Town Hall Hours
Most of us have been playing close attention to the Commonwealth’s budget crisis. As a result of reduced income, the legislature is considering the use of legalized gambling to offset and increase our state’s revenue. Based on what other states are doing with gaming revenues, it appears to be a “sure thing.” Unfortunately, there are some downsides to this issue. A certain segment of the population can, and based on past experience, will become addicted to gambling, creating social problems. There may also be a reduction in funds earned by the State Lottery Commission as people seek out other types of gambling and play fewer lottery games, thereby reducing income to cities and towns.
The Norfolk County Anti-Crime Council on the impact of gambling recently held a seminar. The presenters were Christine Rielly, the Executive Director of Research on Gambling for Harvard Medical School and Father Richard McGowan of Boston College’s Carroll School of Management.
Ms. Reilly spoke in detail about research that has been done across the nation on the impact gambling has, and in particular, the potential impact.
Gambling opportunities for Massachusetts residents have increased significantly during the past ten years with the introduction of more lotto and instant games with multi-million-dollar prizes; land-based casinos in the border state of Connecticut and floating casinos based in certain Massachusetts coastal communities; an increase in the number of simulcast races at racetracks; more sporting events on cable TV; greater media attention to the stock market due to recent numerous and pronounced fluctuations; and easy accessibility to Internet gambling – especially day trading – from home, office or school.
Increased availability of gambling increases the number of individual cases of problem and compulsive gambling. Current estimates show that between 205,000 and 310,000 Massachusetts residents have experienced gambling problems. Between 66,000 and 90,000 adults have gambled compulsively.

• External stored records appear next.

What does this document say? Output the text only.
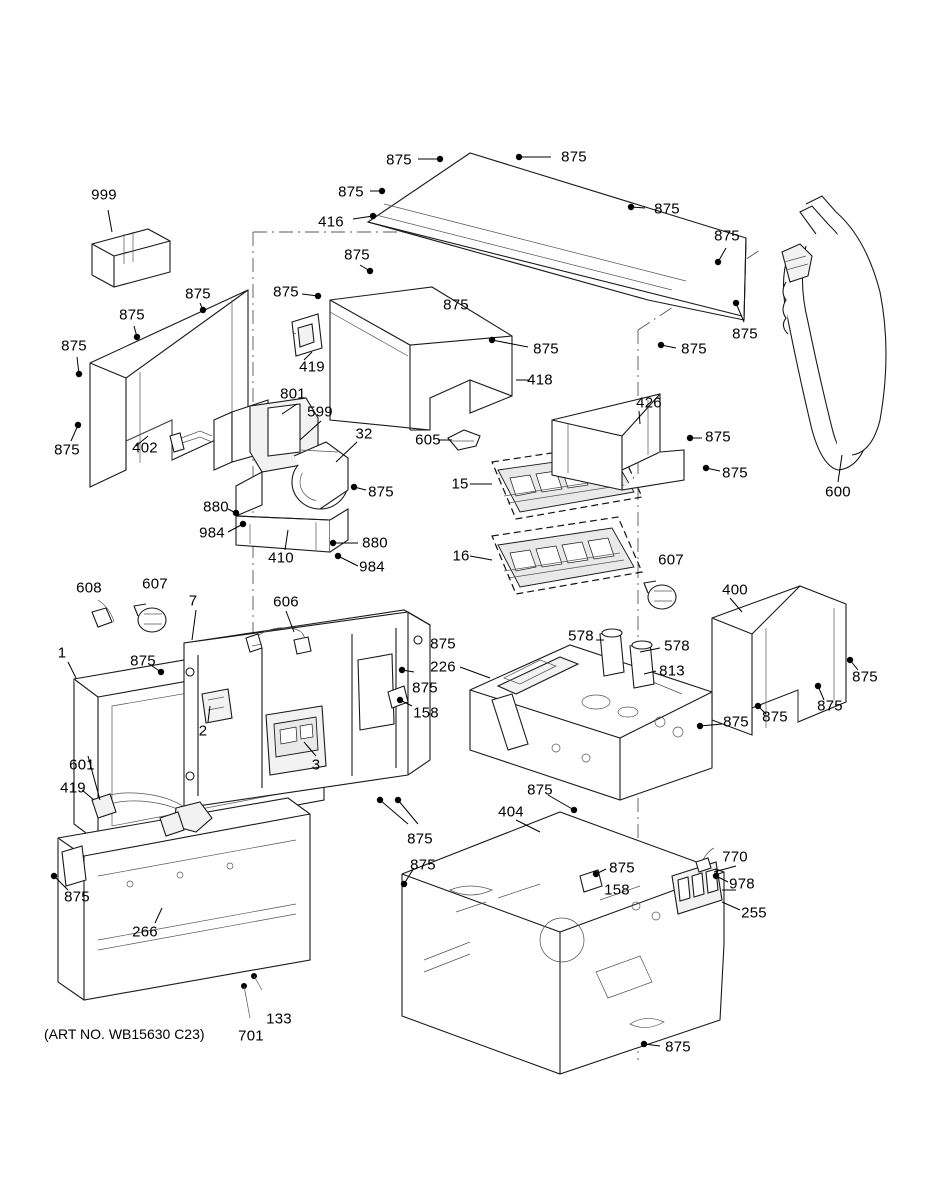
(ART NO. WB15630 C23)
999
875	875
875
416
875
875
875
875
875
875
875
875
875	875	875
419
418
801
426
599
402
875
32	605	875
875
15
875
880
984
410
880
984
16	607
608	607
7	606
400
578
578
875
226	813
1	875
875
875
158
2
875 875
875
3
601
419
404
875
875
875	770
875
875	158	978
255
266
133
701
600
875
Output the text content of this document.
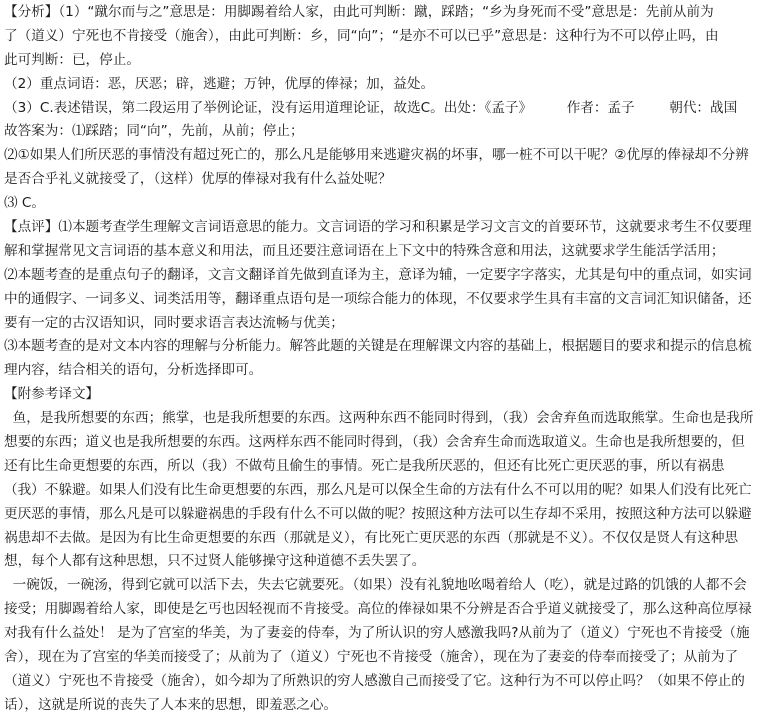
【分析】（1）“蹴尔而与之”意思是：用脚踢着给人家，由此可判断：蹴，踩踏；“乡为身死而不受”意思是：先前从前为
了（道义）宁死也不肯接受（施舍），由此可判断：乡，同“向”；“是亦不可以已乎”意思是：这种行为不可以停止吗，由
此可判断：已，停止。
（2）重点词语：恶，厌恶；辟，逃避；万钟，优厚的俸禄；加，益处。
（3）C.表述错误，第二段运用了举例论证，没有运用道理论证，故选C。出处：《孟子》        作者：孟子        朝代：战国
故答案为：⑴踩踏；同“向”，先前，从前；停止；
⑵①如果人们所厌恶的事情没有超过死亡的，那么凡是能够用来逃避灾祸的坏事，哪一桩不可以干呢？②优厚的俸禄却不分辨
是否合乎礼义就接受了，（这样）优厚的俸禄对我有什么益处呢？
⑶ C。
【点评】⑴本题考查学生理解文言词语意思的能力。文言词语的学习和积累是学习文言文的首要环节，这就要求考生不仅要理
解和掌握常见文言词语的基本意义和用法，而且还要注意词语在上下文中的特殊含意和用法，这就要求学生能活学活用；
⑵本题考查的是重点句子的翻译，文言文翻译首先做到直译为主，意译为辅，一定要字字落实，尤其是句中的重点词，如实词
中的通假字、一词多义、词类活用等，翻译重点语句是一项综合能力的体现，不仅要求学生具有丰富的文言词汇知识储备，还
要有一定的古汉语知识，同时要求语言表达流畅与优美；
⑶本题考查的是对文本内容的理解与分析能力。解答此题的关键是在理解课文内容的基础上，根据题目的要求和提示的信息梳
理内容，结合相关的语句，分析选择即可。
【附参考译文】
鱼，是我所想要的东西；熊掌，也是我所想要的东西。这两种东西不能同时得到，（我）会舍弃鱼而选取熊掌。生命也是我所
想要的东西；道义也是我所想要的东西。这两样东西不能同时得到，（我）会舍弃生命而选取道义。生命也是我所想要的，但
还有比生命更想要的东西，所以（我）不做苟且偷生的事情。死亡是我所厌恶的，但还有比死亡更厌恶的事，所以有祸患
（我）不躲避。如果人们没有比生命更想要的东西，那么凡是可以保全生命的方法有什么不可以用的呢？如果人们没有比死亡
更厌恶的事情，那么凡是可以躲避祸患的手段有什么不可以做的呢？按照这种方法可以生存却不采用，按照这种方法可以躲避
祸患却不去做。是因为有比生命更想要的东西（那就是义），有比死亡更厌恶的东西（那就是不义）。不仅仅是贤人有这种思
想，每个人都有这种思想，只不过贤人能够操守这种道德不丢失罢了。
一碗饭，一碗汤，得到它就可以活下去，失去它就要死。（如果）没有礼貌地吆喝着给人（吃），就是过路的饥饿的人都不会
接受；用脚踢着给人家，即使是乞丐也因轻视而不肯接受。高位的俸禄如果不分辨是否合乎道义就接受了，那么这种高位厚禄
对我有什么益处！ 是为了宫室的华美，为了妻妾的侍奉，为了所认识的穷人感激我吗?从前为了（道义）宁死也不肯接受（施
舍），现在为了宫室的华美而接受了；从前为了（道义）宁死也不肯接受（施舍），现在为了妻妾的侍奉而接受了；从前为了
（道义）宁死也不肯接受（施舍），如今却为了所熟识的穷人感激自己而接受了它。这种行为不可以停止吗？（如果不停止的
话），这就是所说的丧失了人本来的思想，即羞恶之心。
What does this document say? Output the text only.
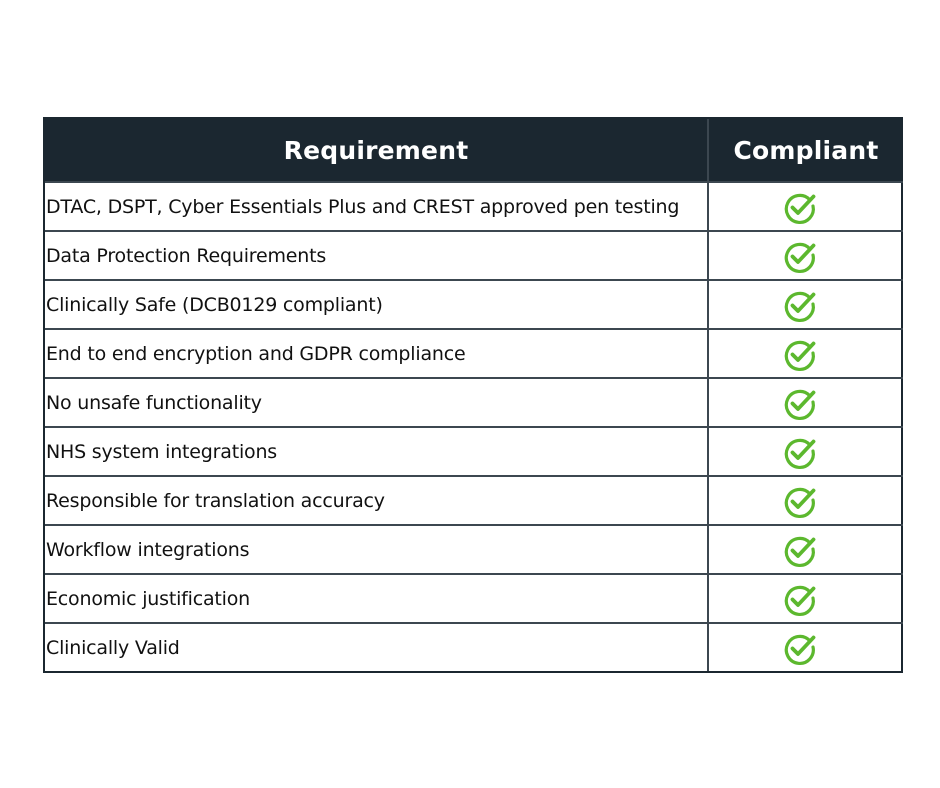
Requirement	Compliant
DTAC, DSPT, Cyber Essentials Plus and CREST approved pen testing	
Data Protection Requirements	
Clinically Safe (DCB0129 compliant)	
End to end encryption and GDPR compliance	
No unsafe functionality	
NHS system integrations	
Responsible for translation accuracy	
Workflow integrations	
Economic justification	
Clinically Valid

The common stereotype of a problem gambler has been that of a white male in his 40’s or 50’s. Today we know that both sexes, of all ages and nationalities, always have had gambling problems. In 1991, it was estimated that one-third of all those with a gambling disorder were female. However, in areas of the country with a strong lottery or casino presence, indications were that the ratio between female and male problem gamblers is balancing out. Research shows that women tend to develop gambling problems later in life than men. Although the gambling careers of females tend to be shorter, the consequences of female problem or compulsive gambling are as devastating for women as they are for men. Despite the narrowing of the gambling gender gap, women currently represent ten to twenty percent of those in problem gambling treatment.
Teenagers gamble pathologically at a rate of 2.3 to 5.4%, or about two and one-half times that of the general adult population. Between ten and seventeen percent of all Massachusetts youth – or 57,000 to 97,000 teenagers – have experienced a gambling problem, most often through card playing, lottery games and sports betting. The phenomenon of adolescent problem gambling is not well understood nor fully addressed by parents, teachers and administrators. Most teens are introduced to gambling by friends, parents or other family members. This is first generation of young people living in an environment where many forms of gambling are socially acceptable. At least 78% of Massachusetts’s youths have gambled by age 18. It is unclear what effects – of any – this will have on prevalence rates of disordered gambling among young people.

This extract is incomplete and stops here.